The Build Now Act combines carrot and stick. It identifies places which are failing when it comes to housing, penalises them, then rewards successful areas at the same time.
This is reminiscent of Chris Elmensdorf’s proposed mechanism for leveraging the Low Income Housing Tax Credit (LIHTC), a federal subsidy for affordable housing in the states. Cities above a certain size and housing cost threshold, would only get LIHTC if they adopted pro-housing supply policies. Should the national government adopt this measure in a future bill, they’d have another stick to go along with their carrots.
A path forward
Even though this bill hasn’t become law yet, it has plenty to teach anyone interested in how to solve the political economy problem of building more homes.
National governments should develop a full range of carrots and sticks for local governments.

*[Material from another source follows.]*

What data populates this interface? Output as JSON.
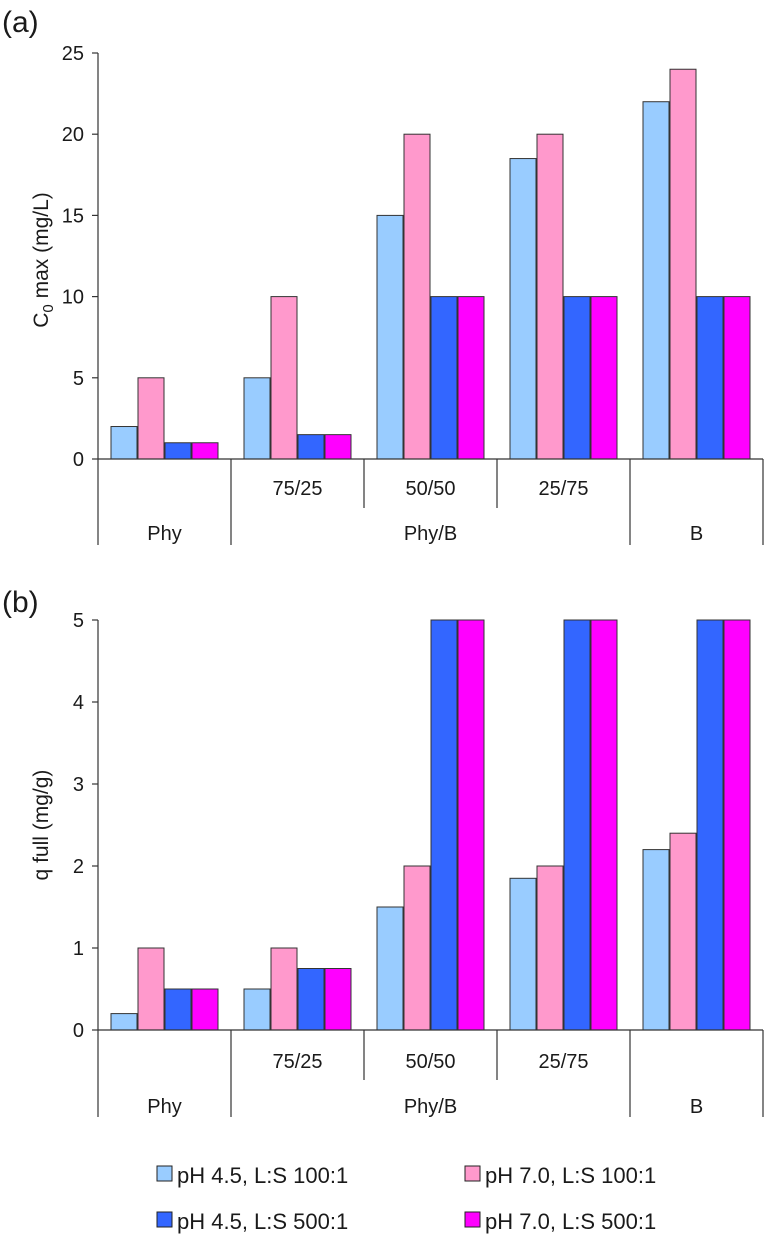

The exact mechanism here will vary from one country to another, but a broad scope will provide multiple opportunities to incentivise local governments.
And this doesn’t have to cost the earth – the Build Now Act simply redirects funds that were already flowing to local jurisdictions each year and which were under pressure to update their allocation formula. They can also create just as many winners as losers – one jurisdiction might be upset at losing out, but another will be pleased to have been rewarded.
Alternatively, if national governments have funding available, rewards to jurisdictions that remove barriers to housing can also be useful. They can be used to cover some of the costs associated with more housing, like pressure on infrastructure or public services.
The ROAD to Housing Act’s proponents do not assume that any individual reform is going to solve the housing crisis on its own. There is no silver bullet for housing. Instead, stacking solutions one on top of each other could add up to a significant dent in the problem. Reforms which increase the construction of private homes are part of the solution – not least because new market rate housing helps the less well off by freeing up units at the lower end of the market.
A one-for-one transfer of the ROAD to Housing Act to another developed country isn’t a good idea; the European or Antipodean context is not exactly the same as the United States. Nevertheless, incentives are the most important tool for policymakers in Brussels and national capitals to keep in mind.
It was passed as part of the National Defense Authorization Act. The bill now needs approval from the House of Representatives before it can become law.